Statistics

Weighted Average Calculator

Some numbers matter more than others. Enter each value with its weight and get a mean that respects how much each one counts.

Total weight
6
Weighted average
83.3333

How it works

A weighted average multiplies each value by its weight, adds those products, and divides by the sum of the weights. Bigger weights pull the result toward their values.

The formula is (Σ value × weight) / (Σ weight). If every weight is equal, it collapses back into a plain average — the weighting only changes things when some entries carry more importance than others.

Say an exam is 90 with weight 3, a quiz is 80 with weight 2, and homework is 70 with weight 1. That's (90×3 + 80×2 + 70×1) / (3+2+1) = 500 / 6 ≈ 83.3, higher than the simple average of 80 because the heaviest slice scored best.

Frequently asked questions

How is this different from a normal average?

A normal average treats every number as equally important. A weighted average lets you say some values count more — a final exam worth 40% of a grade, or a large fund in a portfolio — so those entries have more say in the result.

Do the weights have to add up to 100?

No.
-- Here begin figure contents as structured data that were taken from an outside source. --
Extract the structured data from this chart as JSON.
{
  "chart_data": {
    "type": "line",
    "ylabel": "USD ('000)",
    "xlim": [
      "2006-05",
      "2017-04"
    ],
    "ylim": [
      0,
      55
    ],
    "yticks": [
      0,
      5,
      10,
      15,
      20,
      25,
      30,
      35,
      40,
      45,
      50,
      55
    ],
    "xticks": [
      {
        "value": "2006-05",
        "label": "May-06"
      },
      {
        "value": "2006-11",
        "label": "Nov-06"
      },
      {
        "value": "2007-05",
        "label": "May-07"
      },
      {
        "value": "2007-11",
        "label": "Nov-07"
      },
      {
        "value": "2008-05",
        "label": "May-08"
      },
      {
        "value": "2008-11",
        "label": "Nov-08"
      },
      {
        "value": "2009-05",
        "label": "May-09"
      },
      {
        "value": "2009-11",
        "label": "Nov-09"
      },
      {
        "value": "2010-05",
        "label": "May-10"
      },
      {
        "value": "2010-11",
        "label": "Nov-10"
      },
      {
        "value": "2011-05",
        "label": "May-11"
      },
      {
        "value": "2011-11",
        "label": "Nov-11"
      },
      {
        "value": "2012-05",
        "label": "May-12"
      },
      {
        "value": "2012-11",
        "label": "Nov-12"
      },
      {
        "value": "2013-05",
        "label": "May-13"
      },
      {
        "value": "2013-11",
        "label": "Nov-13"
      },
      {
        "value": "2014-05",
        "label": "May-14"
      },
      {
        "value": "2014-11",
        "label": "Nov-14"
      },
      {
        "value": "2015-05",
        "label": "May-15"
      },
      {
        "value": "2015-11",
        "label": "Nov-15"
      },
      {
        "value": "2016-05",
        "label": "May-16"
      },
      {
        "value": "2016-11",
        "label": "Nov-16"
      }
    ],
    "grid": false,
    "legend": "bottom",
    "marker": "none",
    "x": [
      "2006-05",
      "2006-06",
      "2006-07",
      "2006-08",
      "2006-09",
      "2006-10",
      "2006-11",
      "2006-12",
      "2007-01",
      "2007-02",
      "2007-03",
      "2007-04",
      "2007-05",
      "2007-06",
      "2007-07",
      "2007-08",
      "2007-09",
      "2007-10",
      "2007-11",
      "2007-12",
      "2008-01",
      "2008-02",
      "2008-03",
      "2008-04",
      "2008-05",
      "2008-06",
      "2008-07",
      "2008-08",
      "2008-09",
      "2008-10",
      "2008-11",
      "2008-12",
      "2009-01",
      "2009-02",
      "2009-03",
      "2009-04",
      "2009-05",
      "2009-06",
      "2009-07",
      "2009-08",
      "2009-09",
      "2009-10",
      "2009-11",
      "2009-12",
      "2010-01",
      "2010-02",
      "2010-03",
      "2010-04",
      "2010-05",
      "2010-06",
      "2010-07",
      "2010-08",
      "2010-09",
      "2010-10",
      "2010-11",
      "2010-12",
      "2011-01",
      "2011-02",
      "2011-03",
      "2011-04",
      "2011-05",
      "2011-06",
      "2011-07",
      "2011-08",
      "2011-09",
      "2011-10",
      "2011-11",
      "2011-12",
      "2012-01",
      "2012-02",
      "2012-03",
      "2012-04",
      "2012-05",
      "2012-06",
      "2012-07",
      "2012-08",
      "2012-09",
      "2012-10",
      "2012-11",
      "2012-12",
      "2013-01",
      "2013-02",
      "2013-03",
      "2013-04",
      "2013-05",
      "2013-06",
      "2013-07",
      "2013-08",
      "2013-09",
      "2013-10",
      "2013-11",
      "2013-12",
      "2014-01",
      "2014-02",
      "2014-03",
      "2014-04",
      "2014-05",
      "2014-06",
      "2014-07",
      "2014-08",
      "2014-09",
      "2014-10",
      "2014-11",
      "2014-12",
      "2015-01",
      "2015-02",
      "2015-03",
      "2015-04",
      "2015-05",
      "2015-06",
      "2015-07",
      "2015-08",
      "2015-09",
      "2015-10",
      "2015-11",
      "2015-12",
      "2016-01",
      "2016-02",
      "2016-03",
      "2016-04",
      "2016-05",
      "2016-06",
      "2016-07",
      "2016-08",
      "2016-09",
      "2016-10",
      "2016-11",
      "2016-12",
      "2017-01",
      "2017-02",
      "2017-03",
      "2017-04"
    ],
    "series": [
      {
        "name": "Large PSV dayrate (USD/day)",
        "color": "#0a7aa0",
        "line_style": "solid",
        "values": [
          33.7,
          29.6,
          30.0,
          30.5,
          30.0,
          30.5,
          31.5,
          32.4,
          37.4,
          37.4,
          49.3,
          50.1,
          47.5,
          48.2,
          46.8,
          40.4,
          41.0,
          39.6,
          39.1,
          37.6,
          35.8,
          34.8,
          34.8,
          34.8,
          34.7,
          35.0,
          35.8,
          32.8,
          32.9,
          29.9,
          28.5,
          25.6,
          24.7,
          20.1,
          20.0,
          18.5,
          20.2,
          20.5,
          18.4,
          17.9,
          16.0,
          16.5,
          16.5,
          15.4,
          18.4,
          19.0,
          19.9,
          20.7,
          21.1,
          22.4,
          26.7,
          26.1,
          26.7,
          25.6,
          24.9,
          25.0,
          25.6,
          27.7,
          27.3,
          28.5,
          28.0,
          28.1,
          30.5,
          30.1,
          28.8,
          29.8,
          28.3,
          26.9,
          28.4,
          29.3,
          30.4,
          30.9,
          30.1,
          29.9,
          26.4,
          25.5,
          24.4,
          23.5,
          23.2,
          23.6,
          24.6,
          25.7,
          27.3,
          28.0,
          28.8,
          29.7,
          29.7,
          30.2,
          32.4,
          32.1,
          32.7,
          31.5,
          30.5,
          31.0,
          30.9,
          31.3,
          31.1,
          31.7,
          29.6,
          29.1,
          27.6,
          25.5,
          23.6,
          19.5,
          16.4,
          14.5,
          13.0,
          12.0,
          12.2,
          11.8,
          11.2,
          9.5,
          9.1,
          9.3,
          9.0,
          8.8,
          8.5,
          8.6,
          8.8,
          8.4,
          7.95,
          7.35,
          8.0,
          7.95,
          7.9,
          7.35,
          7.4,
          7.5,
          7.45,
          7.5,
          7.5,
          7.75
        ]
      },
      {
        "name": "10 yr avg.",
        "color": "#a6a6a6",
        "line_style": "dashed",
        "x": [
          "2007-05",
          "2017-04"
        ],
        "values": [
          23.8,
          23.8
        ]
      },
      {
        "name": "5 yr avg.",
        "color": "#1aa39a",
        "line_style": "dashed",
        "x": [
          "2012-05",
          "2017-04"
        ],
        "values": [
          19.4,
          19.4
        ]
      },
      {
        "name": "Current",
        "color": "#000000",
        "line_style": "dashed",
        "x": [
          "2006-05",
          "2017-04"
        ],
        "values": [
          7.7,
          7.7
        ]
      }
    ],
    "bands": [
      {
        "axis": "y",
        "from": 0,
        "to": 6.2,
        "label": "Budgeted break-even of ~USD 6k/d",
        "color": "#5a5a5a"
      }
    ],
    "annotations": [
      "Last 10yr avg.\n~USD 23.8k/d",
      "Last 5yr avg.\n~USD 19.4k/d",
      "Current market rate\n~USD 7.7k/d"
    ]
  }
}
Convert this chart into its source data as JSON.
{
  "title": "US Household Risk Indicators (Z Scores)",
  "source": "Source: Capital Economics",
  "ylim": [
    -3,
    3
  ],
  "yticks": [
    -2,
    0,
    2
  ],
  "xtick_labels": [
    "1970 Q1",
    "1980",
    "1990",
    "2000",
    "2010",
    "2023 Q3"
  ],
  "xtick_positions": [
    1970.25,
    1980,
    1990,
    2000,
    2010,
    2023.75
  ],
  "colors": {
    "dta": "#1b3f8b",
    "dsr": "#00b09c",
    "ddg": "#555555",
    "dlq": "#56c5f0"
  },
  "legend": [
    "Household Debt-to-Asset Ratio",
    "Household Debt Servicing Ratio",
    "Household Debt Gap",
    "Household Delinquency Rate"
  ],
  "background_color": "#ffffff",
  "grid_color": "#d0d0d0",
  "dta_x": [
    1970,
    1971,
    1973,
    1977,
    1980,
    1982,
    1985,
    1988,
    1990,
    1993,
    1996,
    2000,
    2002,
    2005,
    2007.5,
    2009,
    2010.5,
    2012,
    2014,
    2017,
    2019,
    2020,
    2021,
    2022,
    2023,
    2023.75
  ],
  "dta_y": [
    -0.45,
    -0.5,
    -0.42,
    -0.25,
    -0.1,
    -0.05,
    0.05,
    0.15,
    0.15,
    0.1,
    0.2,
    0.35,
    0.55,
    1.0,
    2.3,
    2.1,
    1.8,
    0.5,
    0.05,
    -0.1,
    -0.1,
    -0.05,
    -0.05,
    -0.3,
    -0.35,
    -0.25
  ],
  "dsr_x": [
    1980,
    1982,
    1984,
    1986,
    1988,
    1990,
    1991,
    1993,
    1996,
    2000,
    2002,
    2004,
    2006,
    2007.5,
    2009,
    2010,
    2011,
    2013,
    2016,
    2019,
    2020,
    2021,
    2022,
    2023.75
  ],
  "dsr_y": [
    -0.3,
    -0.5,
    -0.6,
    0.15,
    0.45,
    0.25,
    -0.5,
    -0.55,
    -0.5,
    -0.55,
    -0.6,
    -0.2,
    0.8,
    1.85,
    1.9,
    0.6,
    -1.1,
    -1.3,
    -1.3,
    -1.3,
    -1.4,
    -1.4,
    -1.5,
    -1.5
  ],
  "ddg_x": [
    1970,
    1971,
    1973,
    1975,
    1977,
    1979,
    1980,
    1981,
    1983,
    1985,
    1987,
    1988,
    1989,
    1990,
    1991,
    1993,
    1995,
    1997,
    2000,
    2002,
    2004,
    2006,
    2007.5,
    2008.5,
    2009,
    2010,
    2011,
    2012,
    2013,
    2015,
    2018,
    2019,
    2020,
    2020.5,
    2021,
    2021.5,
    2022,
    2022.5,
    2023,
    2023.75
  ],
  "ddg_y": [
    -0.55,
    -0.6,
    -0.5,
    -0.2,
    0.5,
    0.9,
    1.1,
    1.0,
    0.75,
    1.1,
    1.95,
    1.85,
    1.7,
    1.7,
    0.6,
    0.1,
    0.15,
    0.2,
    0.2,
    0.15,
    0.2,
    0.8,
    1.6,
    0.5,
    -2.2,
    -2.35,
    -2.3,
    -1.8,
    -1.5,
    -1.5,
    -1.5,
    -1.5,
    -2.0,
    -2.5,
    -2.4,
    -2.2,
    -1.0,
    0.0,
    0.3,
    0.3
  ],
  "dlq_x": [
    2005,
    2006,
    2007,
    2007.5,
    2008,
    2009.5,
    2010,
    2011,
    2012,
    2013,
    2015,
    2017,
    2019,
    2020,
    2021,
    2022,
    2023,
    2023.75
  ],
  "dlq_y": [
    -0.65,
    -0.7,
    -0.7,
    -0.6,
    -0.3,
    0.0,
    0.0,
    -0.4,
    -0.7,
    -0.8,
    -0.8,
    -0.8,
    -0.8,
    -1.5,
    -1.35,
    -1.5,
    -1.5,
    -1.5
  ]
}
Weights can be any numbers — 3, 2, 1 works fine, and so do percentages or dollar amounts. The tool divides by whatever the weights total, so their scale doesn't matter, only their proportions to each other.

What if all my weights are the same?

Then you'll get the ordinary average. Equal weights give every value identical pull, which is exactly what a plain mean does. The weighting only shifts the answer when the weights differ.

Why is the result a dash?

That shows up when the weights sum to zero or no complete rows are filled in, since dividing by a total weight of zero has no answer. Add at least one row with a real value and a non-zero weight and the average appears.